SURABAYA - Menteri Keuangan (Menkeu) Sri Mulyani mengungkapkan bahwa saldo Pemerintah Provinsi Jawa Timur (Jatim) mengenda di bank. Saat memaparkan realisasi APBN beberawa waktu yang lalu, Menkeu mengatakan bahwa APBD Jatim yang berada di bank mencapai Rp25,8 triliun pada akhir Mei 2022. Angka tersebut jadi yang tertinggi se-Indonesial.

Paparan Menkeu Terkait APBD Jatim

Sri Mulyani menilai hal itu sejalan dengan tren simpanan pemda secara keseluruhan yang mencatatkan kenaikan pada bulan lalu.

“Posisi dana pemda di perbankan pada Mei 2022 tercatat berjumlah Rp200,7 triliun atau naik sekitar 4,7 persen (Rp9,1 triliun) dari posisi bulan April 2022,” ujarnya.

Sementara jika dibandingkan secara tahunan (year on year/yoy), terjadi peningkatan 16,3 persen (Rp28,2 triliun) dari Mei 2021.

Simpanan Tertinggi Kedua

Menkeu menambahkan, daerah tertinggi kedua dengan saldo mengendon terbanyak ditempati Jawa Tengah (Jateng) yang sekitar Rp20 triliun.

“Kenaikan saldo dana pemda di perbankan ini salah satunya disebabkan oleh belum optimalnya realisasi belanja daerah sampai dengan Mei 2022,” tutur dia.

Simpanan Terendah 

Jika wilayah Gubernur Khofifah Indar Parawansa menjadi yang tertinggi di Indonesia, maka daerah dengan simpanan terendah di bank diduduki oleh Provinsi Sulawesi Barat dengan catatan dana APBD sebesar Rp1,1 triliun.

Bendahara negara juga menyoroti perihal realisasi belanja APBD yang baru sebesar Rp241,1 triliun dari pagu anggaran Rp1.152,2 triliun.
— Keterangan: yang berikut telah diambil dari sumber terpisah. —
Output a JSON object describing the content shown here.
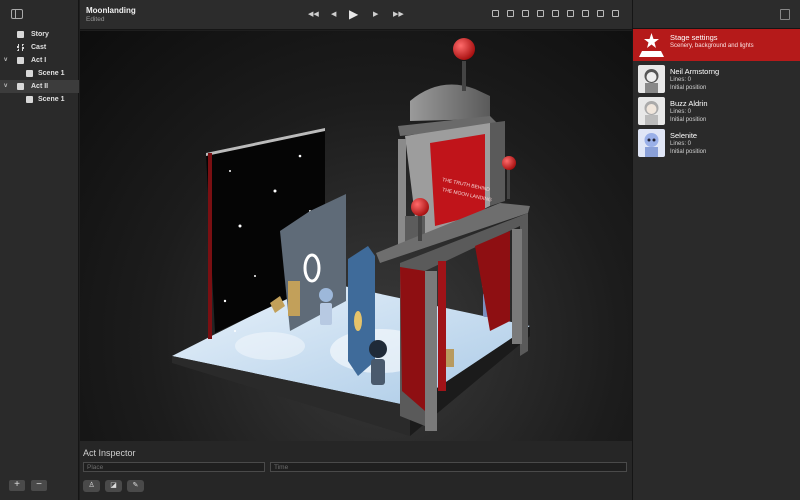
{
  "document": {
    "title": "Moonlanding",
    "status": "Edited"
  },
  "sidebar": {
    "items": [
      {
        "label": "Story",
        "indent": 0,
        "chevron": "",
        "icon": "story-icon"
      },
      {
        "label": "Cast",
        "indent": 0,
        "chevron": "",
        "icon": "cast-icon"
      },
      {
        "label": "Act I",
        "indent": 0,
        "chevron": "v",
        "icon": "act-icon"
      },
      {
        "label": "Scene 1",
        "indent": 1,
        "chevron": "",
        "icon": "scene-icon"
      },
      {
        "label": "Act II",
        "indent": 0,
        "chevron": "v",
        "icon": "act-icon",
        "selected": true
      },
      {
        "label": "Scene 1",
        "indent": 1,
        "chevron": "",
        "icon": "scene-icon"
      }
    ],
    "add_label": "+",
    "remove_label": "−"
  },
  "transport": {
    "rewind": "◀◀",
    "prev": "◀",
    "play": "▶",
    "next": "▶",
    "forward": "▶▶"
  },
  "stage": {
    "sign_text_1": "THE TRUTH BEHIND",
    "sign_text_2": "THE MOON LANDING"
  },
  "inspector": {
    "title": "Act Inspector",
    "place_placeholder": "Place",
    "time_placeholder": "Time"
  },
  "right_panel": {
    "cards": [
      {
        "name": "Stage settings",
        "line1": "Scenery, background and lights",
        "line2": "",
        "active": true,
        "avatar": "star-icon"
      },
      {
        "name": "Neil Armstorng",
        "line1": "Lines: 0",
        "line2": "Initial position",
        "active": false,
        "avatar": "astronaut-avatar"
      },
      {
        "name": "Buzz Aldrin",
        "line1": "Lines: 0",
        "line2": "Initial position",
        "active": false,
        "avatar": "astronaut-avatar"
      },
      {
        "name": "Selenite",
        "line1": "Lines: 0",
        "line2": "Initial position",
        "active": false,
        "avatar": "alien-avatar"
      }
    ]
  },
  "colors": {
    "accent": "#b51a1a",
    "lamp": "#d61f1f",
    "curtain": "#8e0f12",
    "stage_floor": "#cfe3f3"
  }
}
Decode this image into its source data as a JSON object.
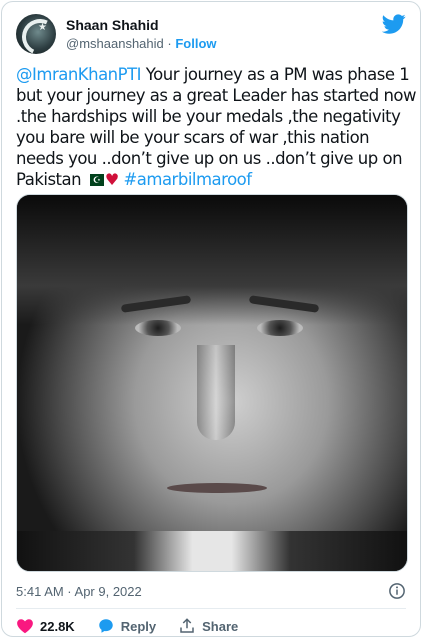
{
  "author": {
    "name": "Shaan Shahid",
    "handle": "@mshaanshahid",
    "separator": "·",
    "follow_label": "Follow"
  },
  "tweet": {
    "mention": "@ImranKhanPTI",
    "body": " Your journey as a PM was phase 1 but your journey as a great Leader has started now .the hardships will be your medals ,the negativity you bare will be your scars of war ,this nation needs you ..don’t give up on us ..don’t give up on Pakistan ",
    "hashtag": "#amarbilmaroof",
    "emojis": [
      "pakistan-flag",
      "red-heart"
    ]
  },
  "meta": {
    "timestamp": "5:41 AM · Apr 9, 2022"
  },
  "actions": {
    "likes": "22.8K",
    "reply_label": "Reply",
    "share_label": "Share"
  },
  "colors": {
    "accent": "#1d9bf0",
    "like": "#f91880",
    "text": "#0f1419",
    "muted": "#536471"
  }
}
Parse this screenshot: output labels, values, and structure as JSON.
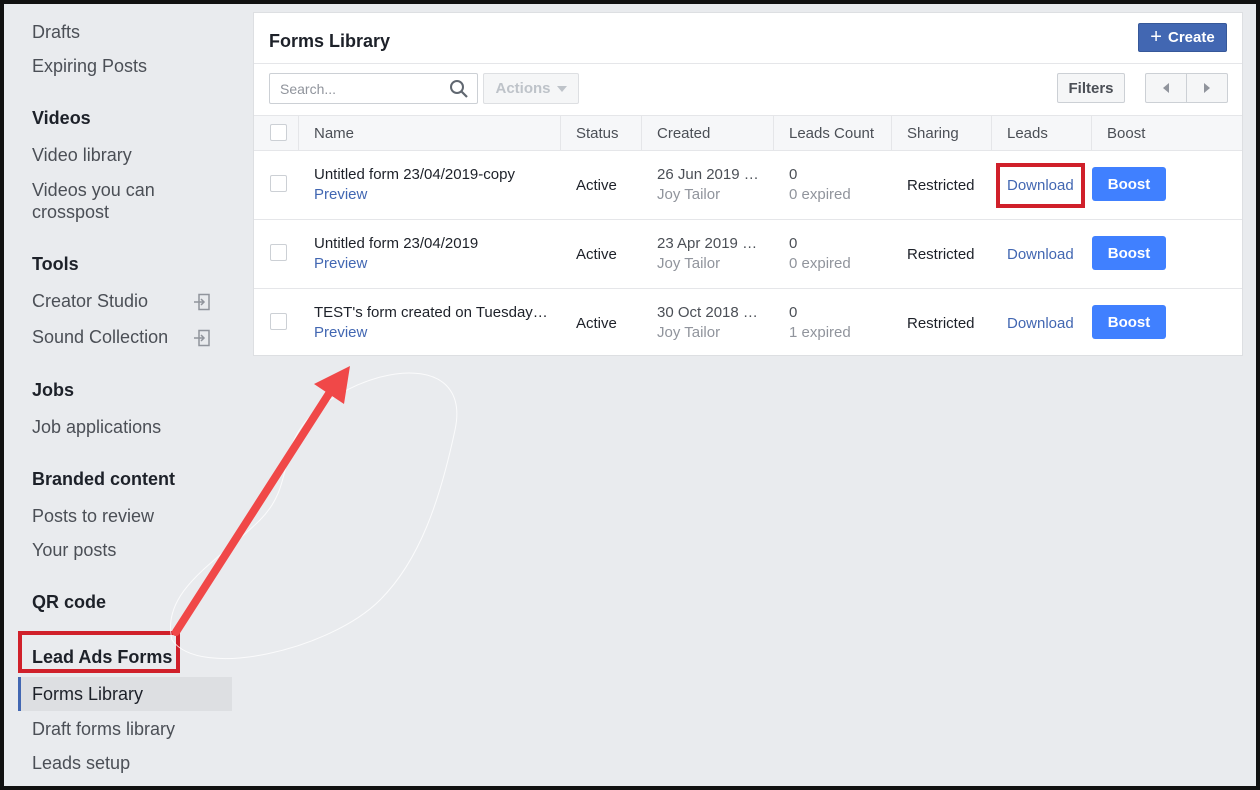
{
  "sidebar": {
    "items_top": [
      "Drafts",
      "Expiring Posts"
    ],
    "videos": {
      "heading": "Videos",
      "items": [
        "Video library",
        "Videos you can",
        "crosspost"
      ]
    },
    "tools": {
      "heading": "Tools",
      "items": [
        "Creator Studio",
        "Sound Collection"
      ]
    },
    "jobs": {
      "heading": "Jobs",
      "items": [
        "Job applications"
      ]
    },
    "branded": {
      "heading": "Branded content",
      "items": [
        "Posts to review",
        "Your posts"
      ]
    },
    "qr": {
      "heading": "QR code"
    },
    "lead_ads": {
      "heading": "Lead Ads Forms",
      "items": [
        "Forms Library",
        "Draft forms library",
        "Leads setup"
      ]
    }
  },
  "main": {
    "title": "Forms Library",
    "create_label": "Create",
    "search_placeholder": "Search...",
    "actions_label": "Actions",
    "filters_label": "Filters",
    "columns": [
      "Name",
      "Status",
      "Created",
      "Leads Count",
      "Sharing",
      "Leads",
      "Boost"
    ],
    "rows": [
      {
        "name": "Untitled form 23/04/2019-copy",
        "preview": "Preview",
        "status": "Active",
        "created": "26 Jun 2019 …",
        "creator": "Joy Tailor",
        "count": "0",
        "expired": "0 expired",
        "sharing": "Restricted",
        "leads": "Download",
        "boost": "Boost"
      },
      {
        "name": "Untitled form 23/04/2019",
        "preview": "Preview",
        "status": "Active",
        "created": "23 Apr 2019 …",
        "creator": "Joy Tailor",
        "count": "0",
        "expired": "0 expired",
        "sharing": "Restricted",
        "leads": "Download",
        "boost": "Boost"
      },
      {
        "name": "TEST's form created on Tuesday…",
        "preview": "Preview",
        "status": "Active",
        "created": "30 Oct 2018 …",
        "creator": "Joy Tailor",
        "count": "0",
        "expired": "1 expired",
        "sharing": "Restricted",
        "leads": "Download",
        "boost": "Boost"
      }
    ]
  },
  "colors": {
    "accent": "#4267b2",
    "boost": "#4080ff",
    "highlight": "#d0202a",
    "arrow": "#f04848"
  },
  "icons": [
    "search-icon",
    "chevron-down-icon",
    "chevron-left-icon",
    "chevron-right-icon",
    "plus-icon",
    "exit-icon"
  ]
}
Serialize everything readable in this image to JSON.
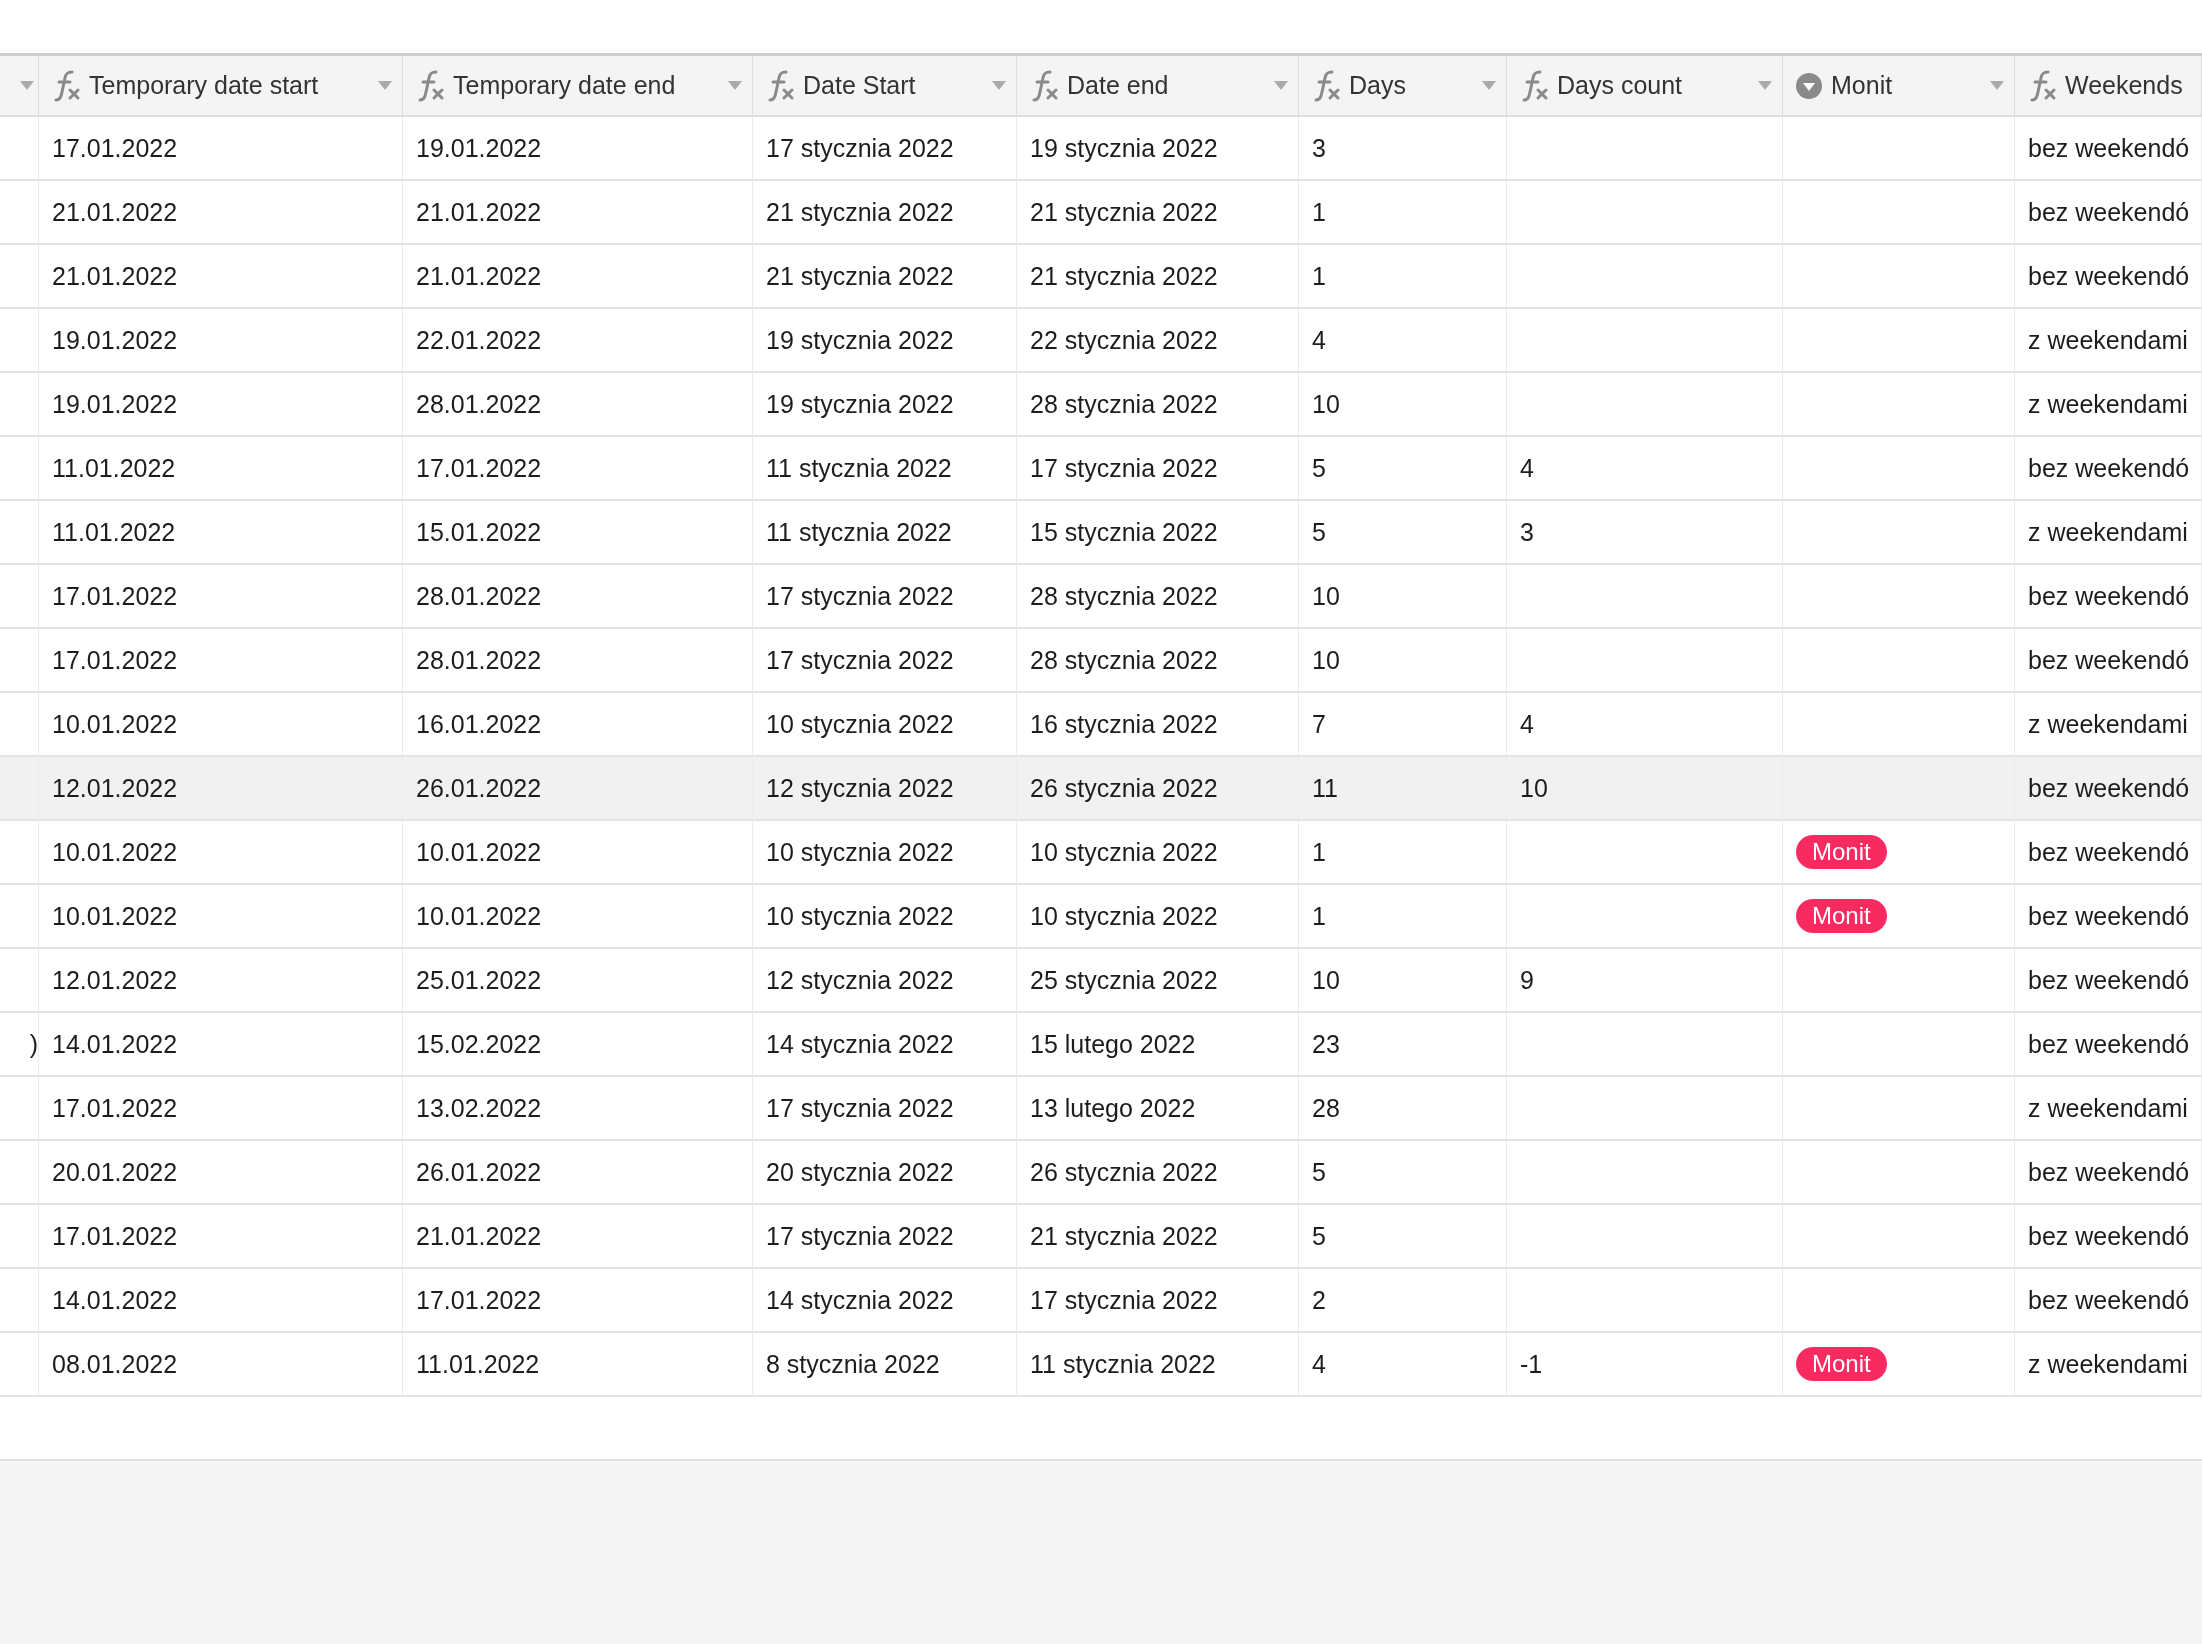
{
  "table": {
    "columns": [
      {
        "kind": "cut"
      },
      {
        "kind": "formula",
        "label": "Temporary date start"
      },
      {
        "kind": "formula",
        "label": "Temporary date end"
      },
      {
        "kind": "formula",
        "label": "Date Start"
      },
      {
        "kind": "formula",
        "label": "Date end"
      },
      {
        "kind": "formula",
        "label": "Days"
      },
      {
        "kind": "formula",
        "label": "Days count"
      },
      {
        "kind": "select",
        "label": "Monit"
      },
      {
        "kind": "formula",
        "label": "Weekends"
      }
    ],
    "rows": [
      {
        "highlighted": false,
        "cells": [
          null,
          "17.01.2022",
          "19.01.2022",
          "17 stycznia 2022",
          "19 stycznia 2022",
          "3",
          null,
          null,
          "bez weekendó"
        ]
      },
      {
        "highlighted": false,
        "cells": [
          null,
          "21.01.2022",
          "21.01.2022",
          "21 stycznia 2022",
          "21 stycznia 2022",
          "1",
          null,
          null,
          "bez weekendó"
        ]
      },
      {
        "highlighted": false,
        "cells": [
          null,
          "21.01.2022",
          "21.01.2022",
          "21 stycznia 2022",
          "21 stycznia 2022",
          "1",
          null,
          null,
          "bez weekendó"
        ]
      },
      {
        "highlighted": false,
        "cells": [
          null,
          "19.01.2022",
          "22.01.2022",
          "19 stycznia 2022",
          "22 stycznia 2022",
          "4",
          null,
          null,
          "z weekendami"
        ]
      },
      {
        "highlighted": false,
        "cells": [
          null,
          "19.01.2022",
          "28.01.2022",
          "19 stycznia 2022",
          "28 stycznia 2022",
          "10",
          null,
          null,
          "z weekendami"
        ]
      },
      {
        "highlighted": false,
        "cells": [
          null,
          "11.01.2022",
          "17.01.2022",
          "11 stycznia 2022",
          "17 stycznia 2022",
          "5",
          "4",
          null,
          "bez weekendó"
        ]
      },
      {
        "highlighted": false,
        "cells": [
          null,
          "11.01.2022",
          "15.01.2022",
          "11 stycznia 2022",
          "15 stycznia 2022",
          "5",
          "3",
          null,
          "z weekendami"
        ]
      },
      {
        "highlighted": false,
        "cells": [
          null,
          "17.01.2022",
          "28.01.2022",
          "17 stycznia 2022",
          "28 stycznia 2022",
          "10",
          null,
          null,
          "bez weekendó"
        ]
      },
      {
        "highlighted": false,
        "cells": [
          null,
          "17.01.2022",
          "28.01.2022",
          "17 stycznia 2022",
          "28 stycznia 2022",
          "10",
          null,
          null,
          "bez weekendó"
        ]
      },
      {
        "highlighted": false,
        "cells": [
          null,
          "10.01.2022",
          "16.01.2022",
          "10 stycznia 2022",
          "16 stycznia 2022",
          "7",
          "4",
          null,
          "z weekendami"
        ]
      },
      {
        "highlighted": true,
        "cells": [
          null,
          "12.01.2022",
          "26.01.2022",
          "12 stycznia 2022",
          "26 stycznia 2022",
          "11",
          "10",
          null,
          "bez weekendó"
        ]
      },
      {
        "highlighted": false,
        "cells": [
          null,
          "10.01.2022",
          "10.01.2022",
          "10 stycznia 2022",
          "10 stycznia 2022",
          "1",
          null,
          {
            "tag": "Monit",
            "color": "#f82b60"
          },
          "bez weekendó"
        ]
      },
      {
        "highlighted": false,
        "cells": [
          null,
          "10.01.2022",
          "10.01.2022",
          "10 stycznia 2022",
          "10 stycznia 2022",
          "1",
          null,
          {
            "tag": "Monit",
            "color": "#f82b60"
          },
          "bez weekendó"
        ]
      },
      {
        "highlighted": false,
        "cells": [
          null,
          "12.01.2022",
          "25.01.2022",
          "12 stycznia 2022",
          "25 stycznia 2022",
          "10",
          "9",
          null,
          "bez weekendó"
        ]
      },
      {
        "highlighted": false,
        "cells": [
          ")",
          "14.01.2022",
          "15.02.2022",
          "14 stycznia 2022",
          "15 lutego 2022",
          "23",
          null,
          null,
          "bez weekendó"
        ]
      },
      {
        "highlighted": false,
        "cells": [
          null,
          "17.01.2022",
          "13.02.2022",
          "17 stycznia 2022",
          "13 lutego 2022",
          "28",
          null,
          null,
          "z weekendami"
        ]
      },
      {
        "highlighted": false,
        "cells": [
          null,
          "20.01.2022",
          "26.01.2022",
          "20 stycznia 2022",
          "26 stycznia 2022",
          "5",
          null,
          null,
          "bez weekendó"
        ]
      },
      {
        "highlighted": false,
        "cells": [
          null,
          "17.01.2022",
          "21.01.2022",
          "17 stycznia 2022",
          "21 stycznia 2022",
          "5",
          null,
          null,
          "bez weekendó"
        ]
      },
      {
        "highlighted": false,
        "cells": [
          null,
          "14.01.2022",
          "17.01.2022",
          "14 stycznia 2022",
          "17 stycznia 2022",
          "2",
          null,
          null,
          "bez weekendó"
        ]
      },
      {
        "highlighted": false,
        "cells": [
          null,
          "08.01.2022",
          "11.01.2022",
          "8 stycznia 2022",
          "11 stycznia 2022",
          "4",
          "-1",
          {
            "tag": "Monit",
            "color": "#f82b60"
          },
          "z weekendami"
        ]
      }
    ]
  }
}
Torehan itu malahan lebih rendah dari serapan Mei 2021 yang sebesar Rp266,1 triliun.

“Realisasi belanja fungsi ekonomi, kesehatan, dan perlinsos tumbuh rendah. Hal ini sejalan dengan semakin menurunnya kasus COVID-19 yang berimplikasi terhadap realisasi belanja tidak terduga,” tutup Menkeu Sri Mulyani.